The patient lived across the street from that suburban Denver ER. The facility wasn’t physically located at a hospital, says Dr. David Friedenson, the physician who took care of her that day. But it was affiliated with a hospital several miles away — North Suburban Medical Center.
Free-standing emergency departments have been cropping up across the U.S. in recent years and now number more than 500, according to the Medicare Payment Advisory Commission, an agency that reports to Congress.

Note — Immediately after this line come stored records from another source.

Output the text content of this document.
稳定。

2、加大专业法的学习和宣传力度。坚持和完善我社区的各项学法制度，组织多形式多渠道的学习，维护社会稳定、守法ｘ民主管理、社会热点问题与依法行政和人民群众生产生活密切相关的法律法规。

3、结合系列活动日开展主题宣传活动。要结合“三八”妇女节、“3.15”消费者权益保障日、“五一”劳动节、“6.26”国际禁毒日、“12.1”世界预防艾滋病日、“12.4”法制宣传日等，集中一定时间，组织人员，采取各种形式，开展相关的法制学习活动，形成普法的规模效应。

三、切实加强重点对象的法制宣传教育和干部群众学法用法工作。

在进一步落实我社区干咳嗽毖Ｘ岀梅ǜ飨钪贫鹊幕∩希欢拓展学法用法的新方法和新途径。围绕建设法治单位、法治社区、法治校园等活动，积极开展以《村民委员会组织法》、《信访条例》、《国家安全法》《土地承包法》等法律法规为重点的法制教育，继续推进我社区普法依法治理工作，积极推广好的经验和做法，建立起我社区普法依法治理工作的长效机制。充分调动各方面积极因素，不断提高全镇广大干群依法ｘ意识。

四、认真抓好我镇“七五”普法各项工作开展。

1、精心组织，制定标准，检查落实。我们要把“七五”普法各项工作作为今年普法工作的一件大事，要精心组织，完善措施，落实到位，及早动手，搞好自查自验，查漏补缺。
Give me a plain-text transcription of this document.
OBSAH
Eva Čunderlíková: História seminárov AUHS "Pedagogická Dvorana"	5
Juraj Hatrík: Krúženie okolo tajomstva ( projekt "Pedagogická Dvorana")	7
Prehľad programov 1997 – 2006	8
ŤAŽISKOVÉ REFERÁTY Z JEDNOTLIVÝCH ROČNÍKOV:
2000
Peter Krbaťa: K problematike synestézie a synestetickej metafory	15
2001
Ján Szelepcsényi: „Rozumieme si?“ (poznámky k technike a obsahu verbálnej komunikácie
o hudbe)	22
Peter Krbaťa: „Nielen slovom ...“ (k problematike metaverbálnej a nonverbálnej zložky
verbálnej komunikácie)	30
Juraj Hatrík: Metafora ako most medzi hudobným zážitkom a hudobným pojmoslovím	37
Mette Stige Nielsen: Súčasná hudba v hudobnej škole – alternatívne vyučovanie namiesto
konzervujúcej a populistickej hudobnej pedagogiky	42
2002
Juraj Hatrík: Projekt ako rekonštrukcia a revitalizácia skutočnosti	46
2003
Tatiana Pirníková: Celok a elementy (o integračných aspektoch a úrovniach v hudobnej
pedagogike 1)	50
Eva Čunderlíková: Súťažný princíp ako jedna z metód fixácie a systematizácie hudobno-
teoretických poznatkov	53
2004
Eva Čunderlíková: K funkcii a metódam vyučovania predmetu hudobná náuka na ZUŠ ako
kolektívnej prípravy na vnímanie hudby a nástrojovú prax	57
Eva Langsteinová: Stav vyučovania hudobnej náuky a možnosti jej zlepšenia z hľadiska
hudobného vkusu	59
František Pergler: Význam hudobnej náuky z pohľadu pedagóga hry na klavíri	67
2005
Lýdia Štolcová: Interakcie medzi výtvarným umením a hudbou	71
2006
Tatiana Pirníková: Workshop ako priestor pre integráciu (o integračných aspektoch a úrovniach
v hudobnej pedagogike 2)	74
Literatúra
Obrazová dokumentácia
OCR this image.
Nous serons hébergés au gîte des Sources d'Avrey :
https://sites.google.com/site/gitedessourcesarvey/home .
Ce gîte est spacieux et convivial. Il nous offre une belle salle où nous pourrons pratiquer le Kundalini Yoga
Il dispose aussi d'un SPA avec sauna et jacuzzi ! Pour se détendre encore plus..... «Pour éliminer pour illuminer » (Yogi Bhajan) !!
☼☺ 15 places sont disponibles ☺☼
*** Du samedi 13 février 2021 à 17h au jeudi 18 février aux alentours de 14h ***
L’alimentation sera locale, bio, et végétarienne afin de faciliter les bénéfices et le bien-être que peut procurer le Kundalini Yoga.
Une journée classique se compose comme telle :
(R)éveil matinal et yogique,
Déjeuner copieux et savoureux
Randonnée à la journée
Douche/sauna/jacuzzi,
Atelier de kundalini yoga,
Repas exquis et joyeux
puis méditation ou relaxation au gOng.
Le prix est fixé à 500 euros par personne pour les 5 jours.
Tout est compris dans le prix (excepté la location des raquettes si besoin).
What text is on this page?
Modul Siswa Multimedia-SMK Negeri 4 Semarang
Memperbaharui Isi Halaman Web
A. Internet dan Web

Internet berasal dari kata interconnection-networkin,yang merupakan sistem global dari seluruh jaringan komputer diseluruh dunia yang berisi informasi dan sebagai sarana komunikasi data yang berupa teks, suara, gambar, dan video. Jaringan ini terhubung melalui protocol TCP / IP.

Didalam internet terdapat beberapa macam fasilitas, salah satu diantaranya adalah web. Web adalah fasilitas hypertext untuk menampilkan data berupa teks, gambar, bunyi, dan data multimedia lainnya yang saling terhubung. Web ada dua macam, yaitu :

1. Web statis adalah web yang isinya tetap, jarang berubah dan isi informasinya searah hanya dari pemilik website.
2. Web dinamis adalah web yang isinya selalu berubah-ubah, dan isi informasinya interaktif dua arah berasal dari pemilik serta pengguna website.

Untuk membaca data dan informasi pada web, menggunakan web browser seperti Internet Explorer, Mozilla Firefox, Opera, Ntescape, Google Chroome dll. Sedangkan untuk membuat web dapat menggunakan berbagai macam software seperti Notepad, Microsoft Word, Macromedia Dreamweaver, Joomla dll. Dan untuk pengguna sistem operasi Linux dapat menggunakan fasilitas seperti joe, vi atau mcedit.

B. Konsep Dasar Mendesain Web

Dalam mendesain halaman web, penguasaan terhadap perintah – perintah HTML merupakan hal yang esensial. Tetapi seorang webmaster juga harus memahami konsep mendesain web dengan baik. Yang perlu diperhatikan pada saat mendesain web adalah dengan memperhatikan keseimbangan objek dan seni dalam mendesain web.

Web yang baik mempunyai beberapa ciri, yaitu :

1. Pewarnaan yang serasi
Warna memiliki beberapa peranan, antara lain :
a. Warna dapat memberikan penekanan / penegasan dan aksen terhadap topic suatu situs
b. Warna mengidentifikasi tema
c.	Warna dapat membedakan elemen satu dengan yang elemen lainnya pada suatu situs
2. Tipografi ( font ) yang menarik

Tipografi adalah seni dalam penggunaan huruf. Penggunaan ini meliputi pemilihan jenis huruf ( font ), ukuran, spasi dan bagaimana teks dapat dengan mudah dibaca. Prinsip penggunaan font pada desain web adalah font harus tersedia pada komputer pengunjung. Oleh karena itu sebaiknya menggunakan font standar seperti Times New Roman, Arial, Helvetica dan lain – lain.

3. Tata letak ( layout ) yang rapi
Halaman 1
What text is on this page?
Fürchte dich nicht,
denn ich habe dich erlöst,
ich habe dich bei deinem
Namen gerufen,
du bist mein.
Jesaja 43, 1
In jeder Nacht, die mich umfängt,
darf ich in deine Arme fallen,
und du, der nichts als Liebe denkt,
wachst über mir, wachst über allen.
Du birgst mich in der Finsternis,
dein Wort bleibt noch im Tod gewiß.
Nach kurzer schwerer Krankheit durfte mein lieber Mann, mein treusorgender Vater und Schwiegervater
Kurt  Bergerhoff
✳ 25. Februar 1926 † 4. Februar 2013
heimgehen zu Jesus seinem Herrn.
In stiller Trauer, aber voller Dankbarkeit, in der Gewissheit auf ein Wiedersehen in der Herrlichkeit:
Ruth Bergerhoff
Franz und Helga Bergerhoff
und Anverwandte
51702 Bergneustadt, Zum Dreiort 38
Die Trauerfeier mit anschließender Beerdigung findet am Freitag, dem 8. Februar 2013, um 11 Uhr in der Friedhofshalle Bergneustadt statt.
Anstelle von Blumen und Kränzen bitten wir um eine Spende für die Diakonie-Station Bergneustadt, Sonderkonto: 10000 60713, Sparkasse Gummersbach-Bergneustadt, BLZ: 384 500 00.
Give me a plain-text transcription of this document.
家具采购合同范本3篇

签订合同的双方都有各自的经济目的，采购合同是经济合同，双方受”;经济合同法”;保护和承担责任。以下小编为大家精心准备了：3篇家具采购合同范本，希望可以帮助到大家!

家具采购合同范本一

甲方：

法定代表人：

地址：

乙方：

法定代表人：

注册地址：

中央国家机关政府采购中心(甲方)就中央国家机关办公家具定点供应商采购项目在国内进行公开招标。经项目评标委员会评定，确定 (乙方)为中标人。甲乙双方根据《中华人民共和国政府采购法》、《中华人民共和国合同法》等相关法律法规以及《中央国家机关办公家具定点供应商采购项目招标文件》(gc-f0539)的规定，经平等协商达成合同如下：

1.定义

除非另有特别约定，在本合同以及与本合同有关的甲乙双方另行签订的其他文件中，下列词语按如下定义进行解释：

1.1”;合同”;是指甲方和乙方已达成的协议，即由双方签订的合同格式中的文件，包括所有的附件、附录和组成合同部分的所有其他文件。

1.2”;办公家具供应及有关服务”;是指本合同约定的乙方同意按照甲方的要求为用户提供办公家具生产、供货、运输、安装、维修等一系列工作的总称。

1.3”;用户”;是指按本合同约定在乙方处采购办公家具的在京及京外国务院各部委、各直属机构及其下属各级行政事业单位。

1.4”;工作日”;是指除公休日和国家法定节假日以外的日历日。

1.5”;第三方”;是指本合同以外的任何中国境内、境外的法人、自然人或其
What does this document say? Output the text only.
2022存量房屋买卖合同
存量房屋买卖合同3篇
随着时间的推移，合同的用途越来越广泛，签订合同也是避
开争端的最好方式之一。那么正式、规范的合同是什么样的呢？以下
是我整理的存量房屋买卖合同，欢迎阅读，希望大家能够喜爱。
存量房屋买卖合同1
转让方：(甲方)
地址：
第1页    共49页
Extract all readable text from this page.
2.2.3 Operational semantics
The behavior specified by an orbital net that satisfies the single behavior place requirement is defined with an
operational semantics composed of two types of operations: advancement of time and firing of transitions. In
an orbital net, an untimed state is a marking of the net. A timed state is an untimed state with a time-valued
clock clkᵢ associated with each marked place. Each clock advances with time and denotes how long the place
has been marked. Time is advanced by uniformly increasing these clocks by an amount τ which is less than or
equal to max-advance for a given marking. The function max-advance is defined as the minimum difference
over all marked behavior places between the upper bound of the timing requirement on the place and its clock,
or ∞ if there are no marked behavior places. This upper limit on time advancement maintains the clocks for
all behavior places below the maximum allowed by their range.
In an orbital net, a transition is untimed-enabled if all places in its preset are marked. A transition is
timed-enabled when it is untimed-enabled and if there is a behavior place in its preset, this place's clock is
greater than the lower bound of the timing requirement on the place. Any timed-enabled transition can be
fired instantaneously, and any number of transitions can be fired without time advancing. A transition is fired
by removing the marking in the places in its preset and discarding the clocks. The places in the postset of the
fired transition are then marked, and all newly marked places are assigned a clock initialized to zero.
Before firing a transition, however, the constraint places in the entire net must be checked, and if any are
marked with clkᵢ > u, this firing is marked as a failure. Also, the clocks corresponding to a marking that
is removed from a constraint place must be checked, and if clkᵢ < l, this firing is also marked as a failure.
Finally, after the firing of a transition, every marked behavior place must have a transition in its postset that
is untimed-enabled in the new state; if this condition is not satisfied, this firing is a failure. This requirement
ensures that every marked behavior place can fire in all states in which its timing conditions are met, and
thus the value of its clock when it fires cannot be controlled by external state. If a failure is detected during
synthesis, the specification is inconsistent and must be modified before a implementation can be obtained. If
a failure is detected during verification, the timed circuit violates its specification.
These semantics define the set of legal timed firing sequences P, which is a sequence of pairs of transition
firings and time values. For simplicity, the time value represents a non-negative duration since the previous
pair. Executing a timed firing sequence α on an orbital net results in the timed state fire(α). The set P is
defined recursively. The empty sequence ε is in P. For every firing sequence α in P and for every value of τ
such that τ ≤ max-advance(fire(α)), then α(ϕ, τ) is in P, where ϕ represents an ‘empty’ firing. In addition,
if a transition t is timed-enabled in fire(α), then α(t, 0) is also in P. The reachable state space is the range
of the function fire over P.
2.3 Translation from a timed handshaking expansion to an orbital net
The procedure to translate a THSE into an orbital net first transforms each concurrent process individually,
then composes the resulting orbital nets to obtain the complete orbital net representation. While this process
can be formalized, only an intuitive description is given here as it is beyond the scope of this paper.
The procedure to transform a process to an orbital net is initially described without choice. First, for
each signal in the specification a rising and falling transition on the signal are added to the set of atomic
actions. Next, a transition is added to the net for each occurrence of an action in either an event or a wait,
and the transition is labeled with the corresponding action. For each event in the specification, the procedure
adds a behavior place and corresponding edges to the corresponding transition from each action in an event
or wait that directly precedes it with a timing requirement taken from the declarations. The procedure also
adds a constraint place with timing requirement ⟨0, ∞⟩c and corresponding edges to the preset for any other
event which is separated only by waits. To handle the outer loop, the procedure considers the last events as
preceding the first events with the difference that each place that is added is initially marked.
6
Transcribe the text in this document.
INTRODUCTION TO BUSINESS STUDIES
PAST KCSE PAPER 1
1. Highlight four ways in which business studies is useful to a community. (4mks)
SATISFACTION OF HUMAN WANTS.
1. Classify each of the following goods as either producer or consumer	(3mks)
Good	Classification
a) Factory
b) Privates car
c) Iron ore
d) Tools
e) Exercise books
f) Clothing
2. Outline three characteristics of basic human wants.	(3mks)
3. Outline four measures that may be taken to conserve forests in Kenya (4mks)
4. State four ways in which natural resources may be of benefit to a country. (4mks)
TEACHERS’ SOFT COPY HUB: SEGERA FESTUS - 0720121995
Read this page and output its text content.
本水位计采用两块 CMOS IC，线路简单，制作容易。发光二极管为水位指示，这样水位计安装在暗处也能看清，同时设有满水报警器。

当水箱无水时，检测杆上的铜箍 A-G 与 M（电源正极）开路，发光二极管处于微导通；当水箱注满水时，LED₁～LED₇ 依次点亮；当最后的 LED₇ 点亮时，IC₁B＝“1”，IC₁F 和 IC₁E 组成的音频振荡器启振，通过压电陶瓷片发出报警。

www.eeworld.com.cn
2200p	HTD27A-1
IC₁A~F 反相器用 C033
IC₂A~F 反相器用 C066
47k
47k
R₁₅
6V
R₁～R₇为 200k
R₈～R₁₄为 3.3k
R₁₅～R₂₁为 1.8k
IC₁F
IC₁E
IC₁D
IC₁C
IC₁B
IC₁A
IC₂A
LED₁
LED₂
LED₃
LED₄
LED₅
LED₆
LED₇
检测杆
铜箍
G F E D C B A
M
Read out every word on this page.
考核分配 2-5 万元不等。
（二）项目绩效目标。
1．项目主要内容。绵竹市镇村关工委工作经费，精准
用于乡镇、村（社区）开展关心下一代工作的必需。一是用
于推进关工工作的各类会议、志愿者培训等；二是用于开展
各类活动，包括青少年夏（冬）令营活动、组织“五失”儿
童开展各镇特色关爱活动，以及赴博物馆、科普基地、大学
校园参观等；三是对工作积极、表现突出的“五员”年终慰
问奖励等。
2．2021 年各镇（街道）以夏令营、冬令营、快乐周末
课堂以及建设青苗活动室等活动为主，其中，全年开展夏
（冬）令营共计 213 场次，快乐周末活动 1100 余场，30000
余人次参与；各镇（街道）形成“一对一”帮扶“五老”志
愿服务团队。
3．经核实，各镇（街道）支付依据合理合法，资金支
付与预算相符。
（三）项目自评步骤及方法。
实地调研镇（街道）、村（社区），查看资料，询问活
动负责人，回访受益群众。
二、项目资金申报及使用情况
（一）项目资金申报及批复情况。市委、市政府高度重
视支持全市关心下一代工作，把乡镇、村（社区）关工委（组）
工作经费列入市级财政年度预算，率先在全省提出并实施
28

Often touted as more convenient, less crowded alternatives to hospitals, these ERs often attract suburban walk-in patients with good insurance whose medical problems are less acute than those who visit an emergency room that’s inside a hospital.
If a recent MedPAC proposal is adopted, however, some providers predict that the free-standing facilities could become scarcer.
Propelling the effort are concerns that MedPAC’s payment for services at these places is higher than it should be, since the patients who visit them are sometimes not as severely injured or ill as those at hospital-based ERs.
The proposal would reduce Medicare payment rates by 30 percent for some services at hospital-affiliated, free-standing emergency departments that are located within 6 miles of an emergency room within a hospital.
“There has been a growth in free-standing emergency departments in urban areas that does not seem to be addressing any particular access need for emergency care,” says James Mathews, executive director of MedPAC. The convenience of a neighborhood ER may even induce demand, he says, calling it an “if you build it, they will come” effect.
Emergency care is more expensive than a visit to a primary care doctor or urgent care center, in part because ERs have to be on standby 24/7, with expensive equipment and personnel ready to handle serious car accidents, gunshot wounds and other trauma cases.